I fill mine with small less than 10mm gravel. Pea gravel can also be used. It gets VERY bad If there is a roof, but I just clean it with a pressure washer and bleach. I'm looking to change soon


----------



## Roslyn (Jun 21, 2012)

I chose the "something else" category. When I built my run we used something that the farmer's of my childhood called "Farmer's Concrete." Basically we did this. Measured the size of the run and then added 18-inches around the perimeter and then my husband took the garden tiller to the site to loosen the top 6-inches of soil. Then we added a bag or two of portland cement and two bags of "Quick" cement mix and that was mixed into the surface of the soil and raked smooth. THEN, I sat on a chair and hit it hard and heavy with the hose, soaking it to muck and mud. Then we covered it with a tarp so the animals wouldn't get into it. And two days later we built the run overtop of this. When it was done it felt like very compacted soil. The kind that you DON'T want for your garden.

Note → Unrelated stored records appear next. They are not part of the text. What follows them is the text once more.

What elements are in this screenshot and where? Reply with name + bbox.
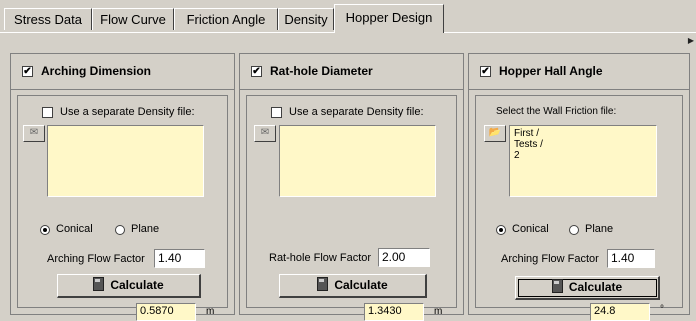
- rat-hole-result-value: 1.3430: [364, 303, 424, 321]
- calculator-icon: [551, 279, 563, 293]
- hopper-hall-angle-panel: ✔ Hopper Hall Angle Select the Wall Fric…: [468, 53, 690, 321]
- calculator-icon: [93, 277, 105, 291]
- plane-radio-label: Plane: [585, 223, 614, 235]
- calculate-rat-hole-button[interactable]: Calculate: [279, 274, 427, 298]
- conical-radio-label: Conical: [512, 223, 549, 235]
- arching-dimension-header: ✔ Arching Dimension: [11, 54, 234, 90]
- envelope-icon: ✉: [29, 127, 39, 138]
- density-file-box[interactable]: [47, 125, 204, 197]
- conical-radio-label: Conical: [56, 223, 93, 235]
- plane-radio[interactable]: [569, 225, 579, 235]
- tab-hopper-design[interactable]: Hopper Design: [334, 4, 444, 33]
- hopper-hall-angle-header: ✔ Hopper Hall Angle: [469, 54, 689, 90]
- rat-hole-diameter-panel: ✔ Rat-hole Diameter Use a separate Densi…: [239, 53, 464, 321]
- arching-flow-factor-input[interactable]: 1.40: [607, 249, 655, 268]
- tab-density[interactable]: Density: [278, 8, 334, 30]
- calculate-label: Calculate: [110, 278, 164, 292]
- rat-hole-result-unit: m: [434, 306, 443, 317]
- rat-hole-flow-factor-label: Rat-hole Flow Factor: [269, 252, 372, 264]
- hopper-design-page: ✔ Arching Dimension Use a separate Densi…: [0, 33, 696, 321]
- wall-friction-file-box[interactable]: First / Tests / 2: [509, 125, 657, 197]
- conical-radio[interactable]: [40, 225, 50, 235]
- browse-density-file-button[interactable]: ✉: [23, 125, 45, 142]
- calculate-arching-button[interactable]: Calculate: [57, 274, 201, 298]
- use-density-file-label: Use a separate Density file:: [60, 106, 195, 118]
- tab-friction-angle[interactable]: Friction Angle: [174, 8, 278, 30]
- arching-dimension-panel: ✔ Arching Dimension Use a separate Densi…: [10, 53, 235, 321]
- tab-flow-curve[interactable]: Flow Curve: [92, 8, 174, 30]
- arching-dimension-title: Arching Dimension: [41, 64, 152, 78]
- rat-hole-diameter-header: ✔ Rat-hole Diameter: [240, 54, 463, 90]
- hopper-angle-result-unit: °: [660, 304, 664, 315]
- arching-flow-factor-label: Arching Flow Factor: [47, 253, 145, 265]
- rat-hole-diameter-checkbox[interactable]: ✔: [251, 66, 262, 77]
- arching-dimension-checkbox[interactable]: ✔: [22, 66, 33, 77]
- tab-strip: Stress Data Flow Curve Friction Angle De…: [0, 0, 696, 45]
- rat-hole-flow-factor-input[interactable]: 2.00: [378, 248, 430, 267]
- tab-stress-data[interactable]: Stress Data: [4, 8, 92, 30]
- calculator-icon: [317, 277, 329, 291]
- conical-radio[interactable]: [496, 225, 506, 235]
- use-density-file-checkbox[interactable]: [42, 107, 53, 118]
- arching-flow-factor-label: Arching Flow Factor: [501, 253, 599, 265]
- plane-radio-label: Plane: [131, 223, 160, 235]
- use-density-file-checkbox[interactable]: [271, 107, 282, 118]
- file-line: First /: [514, 128, 539, 139]
- file-line: Tests /: [514, 139, 543, 150]
- file-line: 2: [514, 150, 520, 161]
- arching-result-unit: m: [206, 306, 215, 317]
- calculate-label: Calculate: [334, 278, 388, 292]
- arching-dimension-body: Use a separate Density file: ✉ Conical P…: [17, 95, 228, 321]
- rat-hole-diameter-body: Use a separate Density file: ✉ Rat-hole …: [246, 95, 457, 321]
- density-file-box[interactable]: [279, 125, 436, 197]
- rat-hole-diameter-title: Rat-hole Diameter: [270, 64, 373, 78]
- calculate-label: Calculate: [568, 280, 623, 294]
- arching-flow-factor-input[interactable]: 1.40: [154, 249, 205, 268]
- hopper-hall-angle-checkbox[interactable]: ✔: [480, 66, 491, 77]
- use-density-file-label: Use a separate Density file:: [289, 106, 424, 118]
- hopper-hall-angle-title: Hopper Hall Angle: [499, 64, 603, 78]
- open-wall-friction-file-button[interactable]: 📂: [484, 125, 506, 142]
- envelope-icon: ✉: [260, 127, 270, 138]
- hopper-angle-result-value: 24.8: [590, 303, 650, 321]
- calculate-hopper-angle-button[interactable]: Calculate: [515, 276, 660, 300]
- hopper-hall-angle-body: Select the Wall Friction file: 📂 First /…: [475, 95, 683, 321]
- select-wall-friction-label: Select the Wall Friction file:: [496, 106, 617, 117]
- open-folder-icon: 📂: [488, 127, 502, 138]
- arching-result-value: 0.5870: [136, 303, 196, 321]
- plane-radio[interactable]: [115, 225, 125, 235]
- browse-density-file-button[interactable]: ✉: [254, 125, 276, 142]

Then I could toss grass clippings, scratch, hay and straw into the run and when they scratched, they didn't dig holes everywhere, and with the 18-inch overage on the perimeter, predators couldn't dig under the run walls.

Here is an OLD photo of some of the flock inside the old run, as you can see the floor looks solid with loose dirt on the surface, but no chicken holes, even after 5 years. When rain would come inside of it, it would get wet, but not soggy and some straw helped keep their feet dry.


----------



## ReTIRED (Mar 28, 2013)

My RUN area is just dirt. I sometimes throw some sand out there when I have some _leftover _from other projects.
My chickens like to dig in the dirt and take "dust-baths" in it. It doesn't mess anything up....they have a large area to RUN in.
( There once was grass growing in there. But the chickens ended the grass *! *)


----------



## kahiltna_flock (Sep 20, 2012)

I just use straw, lots of straw. During the summer there won't be so much, just enough to keep it from being muddy.


----------